Fico percebendo meus filhos em suas diversas etapas de desenvolvimento (11, 17 e 26 anos) e no tanto que são diferentes, cada um em seu momento, cada um com sua habilidade, cada um com sua dificuldade. Situações idênticas com reações e atitudes diferentes. Aquilo que para um é um problemão (estudar, por exemplo), para o outro, é um enorme prazer. A sensibilidade à arte é também distinta. E isso me emociona, me motiva a conhecê-los ainda mais, a participar de suas vidas com maior presença.
Mas a grande percepção minha foi no tocante aos sonhos e desejos. Todos querem, todos sonham, todos produzem (nem mais , nem menos, na quantidade certa para cada um).
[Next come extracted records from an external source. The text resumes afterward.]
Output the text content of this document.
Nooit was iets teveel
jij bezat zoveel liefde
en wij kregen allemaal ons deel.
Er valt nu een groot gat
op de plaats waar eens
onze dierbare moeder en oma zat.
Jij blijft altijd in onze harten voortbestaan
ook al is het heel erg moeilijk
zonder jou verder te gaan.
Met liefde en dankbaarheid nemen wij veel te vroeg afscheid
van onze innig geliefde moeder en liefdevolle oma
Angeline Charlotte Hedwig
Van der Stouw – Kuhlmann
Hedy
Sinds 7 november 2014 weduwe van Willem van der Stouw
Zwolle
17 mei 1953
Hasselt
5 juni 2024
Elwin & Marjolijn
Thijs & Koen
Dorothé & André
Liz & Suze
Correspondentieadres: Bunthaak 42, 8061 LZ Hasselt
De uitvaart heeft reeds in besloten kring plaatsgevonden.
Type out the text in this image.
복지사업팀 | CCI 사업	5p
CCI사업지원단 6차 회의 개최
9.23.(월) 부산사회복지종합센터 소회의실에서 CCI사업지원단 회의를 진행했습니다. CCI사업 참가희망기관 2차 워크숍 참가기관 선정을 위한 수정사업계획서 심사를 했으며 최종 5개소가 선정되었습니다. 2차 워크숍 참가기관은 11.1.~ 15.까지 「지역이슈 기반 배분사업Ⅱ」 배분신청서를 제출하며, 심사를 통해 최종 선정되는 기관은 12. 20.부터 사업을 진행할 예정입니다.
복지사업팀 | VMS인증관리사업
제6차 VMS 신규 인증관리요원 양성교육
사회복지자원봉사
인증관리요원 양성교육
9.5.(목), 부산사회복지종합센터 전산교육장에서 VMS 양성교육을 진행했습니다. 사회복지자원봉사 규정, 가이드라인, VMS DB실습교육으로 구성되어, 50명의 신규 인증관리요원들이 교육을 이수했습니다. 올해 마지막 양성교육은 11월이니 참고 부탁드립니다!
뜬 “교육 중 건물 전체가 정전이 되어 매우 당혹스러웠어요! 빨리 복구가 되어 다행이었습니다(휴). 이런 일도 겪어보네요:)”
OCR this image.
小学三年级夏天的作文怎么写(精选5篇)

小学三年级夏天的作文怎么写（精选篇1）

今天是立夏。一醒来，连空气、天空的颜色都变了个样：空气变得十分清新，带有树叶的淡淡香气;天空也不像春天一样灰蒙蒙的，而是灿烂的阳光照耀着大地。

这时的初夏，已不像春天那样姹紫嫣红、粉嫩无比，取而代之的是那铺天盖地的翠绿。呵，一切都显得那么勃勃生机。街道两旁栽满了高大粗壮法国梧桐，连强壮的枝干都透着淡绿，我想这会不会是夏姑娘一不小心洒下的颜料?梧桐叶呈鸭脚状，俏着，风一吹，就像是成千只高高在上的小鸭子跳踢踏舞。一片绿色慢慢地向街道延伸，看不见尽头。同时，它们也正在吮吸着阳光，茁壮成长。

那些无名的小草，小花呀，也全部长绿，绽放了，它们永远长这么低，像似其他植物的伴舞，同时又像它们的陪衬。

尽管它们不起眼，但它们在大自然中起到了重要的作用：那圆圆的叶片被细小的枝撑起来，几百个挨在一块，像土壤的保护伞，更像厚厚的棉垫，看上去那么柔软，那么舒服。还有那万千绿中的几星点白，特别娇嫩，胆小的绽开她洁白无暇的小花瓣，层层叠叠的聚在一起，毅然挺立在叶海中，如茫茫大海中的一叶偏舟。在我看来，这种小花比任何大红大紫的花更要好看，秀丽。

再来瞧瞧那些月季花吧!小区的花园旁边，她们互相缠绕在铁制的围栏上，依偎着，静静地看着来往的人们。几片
Então é o sonho a mola propulsora. É o sonho o único responsável por fazer com que cada um de nós percorra a jornada, o caminho. Há sonhos menores e maiores, sonhos que são necessários mais de um participante, outros que sonhamos isolados.
Alguma razão faz com que os sonhos de certa forma desapareçam. Na verdade, eles continuam a existir, porém entram em fase de metamorfose, encasulam-se, para em algum momento ser despertados. Quando isso acontece, vem à tona os sentimentos mais profundos, ainda não por nós trabalhados e a angústia perante à vida surge de maneira avassaladora.
A proposta é então a de refletir em um exercício diário. Exercício de reflexão? Sim, um exercício, algo que gaste calorias, tempo, vontade e atitude. Refletir de maneira constante, diária principalmente sobre os sonhos e desejos. Não posso me permitir estacionar no tempo e no espaço. Traçar metas pequenas e diárias para a realização do desejo seja talvez a melhor forma de lidar com a angústia e com a monotonia.